Un peuple peut endurer beaucoup de choses dans l’histoire, mais il ne saurait transiger avec sa dignité et surtout pas dans le cadre d’une consultation démocratique.
Ou bien alors, Monsieur le Président, c’est qu’il n’est même plus un peuple, mais une simple région morne et soumise où il est loisible à tous de cracher sur ses habitants, puisqu’il s’agit d’une vieille coutume.
Avec confiance, nous vous demandons instamment de modifier votre campagne de communication et de retirer la mention « tout est bon dans le breton ! ».
On ne doit plus s’adresser aux Bretons sous l’angle du mépris !
Avec notre plus profond respect
Pour Koun Breizh
Yvon Ollivier
06 68 56 67 69
Commentaires (6)
Demat, il est impossible de penser que certains au CRB (B4) n'aient pas pensé à la triste association brezhon/pemoc'h. Et qu'ils aient accepté cela. C'est pitoyable. Quel niveau ! Le visage de la Bretagne ne s'enrichit guère, sur le modèle de celui de la France en Europe. Ce n'est que le début, mes chers compatriotes. Aujourd'hui encore une fois, les Bretons agissent, il faut donc les faire se taire. Quel parti politique français a réagi à cette nouvelle insulte ? LFI et ses cartes hydroliques ? Le RN et ses amitiés poutiniennes ? Les démocrates sociaux de toutes étiquettes ? Non, personne. Le pire est à venir. YG
Les Bretons n'ont plus à attendre les insultes du milieu culturel ou politique parisien, Loig Chesnais-Girard s'en charge pour les Bretons. Va-t-il nous faire une campagne « Bécassine » un de ces jours ? Échu gant ar vezh !
Comme tout est bon dans le cochon, au CR B4, on trouve ça génial, la comparaison avec le Breton. Sauf que les cochons, on les mange. Sauf que la comparaison qu'on aimerait oublier n'était pas du tout positive. Cette campagne se voulait démagogique. Tout n'est pas forcément bon dans les Bretons, la communication du CR B4 en est la preuve.
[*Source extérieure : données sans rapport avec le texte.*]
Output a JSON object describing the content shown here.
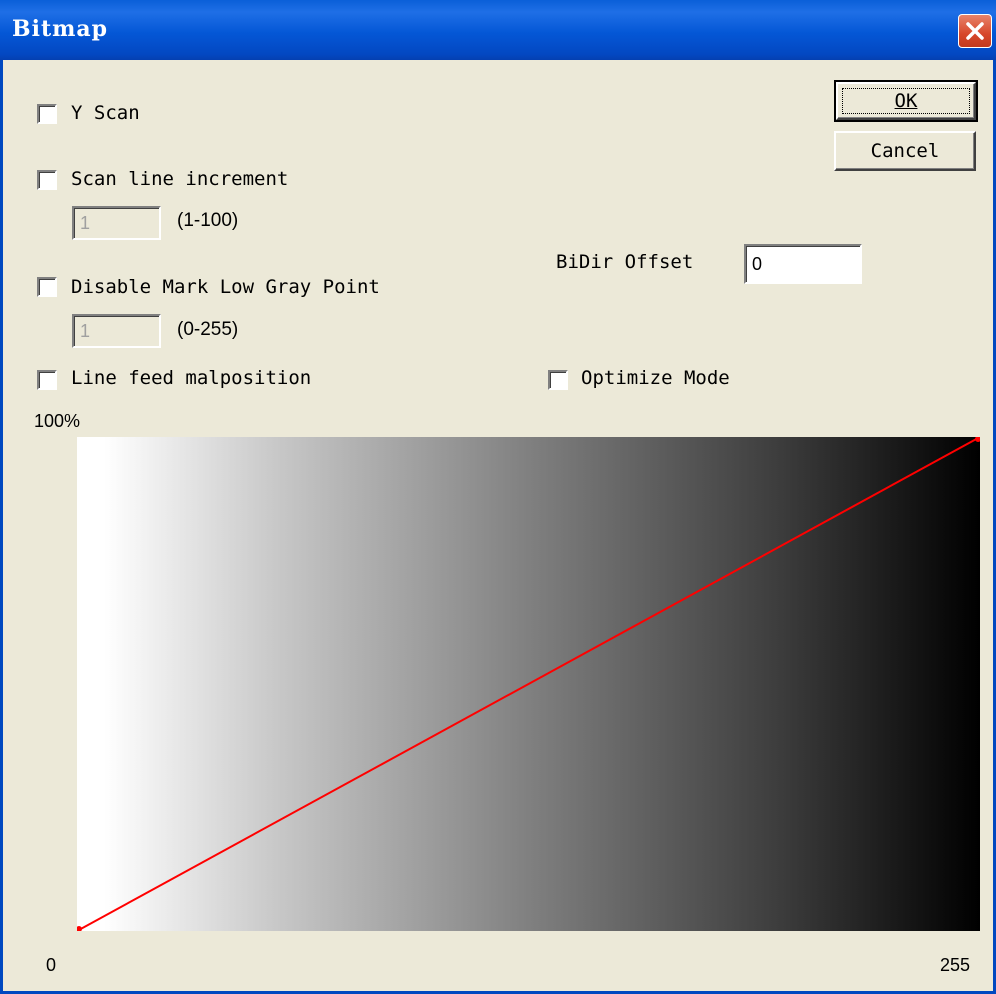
{
  "window": {
    "title": "Bitmap"
  },
  "buttons": {
    "ok": "OK",
    "cancel": "Cancel"
  },
  "options": {
    "y_scan": {
      "label": "Y Scan",
      "checked": false
    },
    "scan_line_increment": {
      "label": "Scan line increment",
      "checked": false,
      "value": "1",
      "range": "(1-100)"
    },
    "disable_mark_low_gray": {
      "label": "Disable Mark Low Gray Point",
      "checked": false,
      "value": "1",
      "range": "(0-255)"
    },
    "line_feed_malposition": {
      "label": "Line feed malposition",
      "checked": false
    },
    "optimize_mode": {
      "label": "Optimize Mode",
      "checked": false
    },
    "bidir_offset": {
      "label": "BiDir Offset",
      "value": "0"
    }
  },
  "curve": {
    "y_max_label": "100%",
    "x_min_label": "0",
    "x_max_label": "255",
    "points": [
      [
        0,
        0
      ],
      [
        255,
        100
      ]
    ],
    "line_color": "#ff0000",
    "gradient": "white-to-black"
  },
  "colors": {
    "titlebar": "#0457d6",
    "dialog_bg": "#ece9d8",
    "close": "#d7472a"
  }
}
Personnellement, je trouve ça immodéré et sans objet. Le rapport breton/cochon n'est identifiable que par des gens cultivés en la matière. Et puis, en réalité, tout est bon dans le breton ainsi que dans le cochon. Qui n'est surtout pas un animal méprisable, mais nourricier.
Un peu d'humour au 20e degré, s'il vous plaît. Et de capacité de dérision de soi-même ! Ce qui manque de plus et cruellement dans ce monde binaire et pré-fasciste !
Rappelons-nous du rôle essentiel du bouffon du roi et des bardes...
La dignité avant tout, Jean. Ceux qui se sont fait traiter de plouc toute leur vie, qui ont souffert de la honte, et leurs descendants ne l'acceptent pas forcément. Si LCG veut faire des blagues et s'en payer une bonne tranche, il doit trouver un autre terrain de jeu et s'excuser. Je n'accepte pas qu'on me traite de cochons, alors que tout fout le camp en Bretagne et que l'action politique a laissé place à la comm. Et tu as vu à quelle comm ?
Au moins, les habitants de la Loire-Atlantique échappent-ils à cette comm'. Il faut savoir positiver.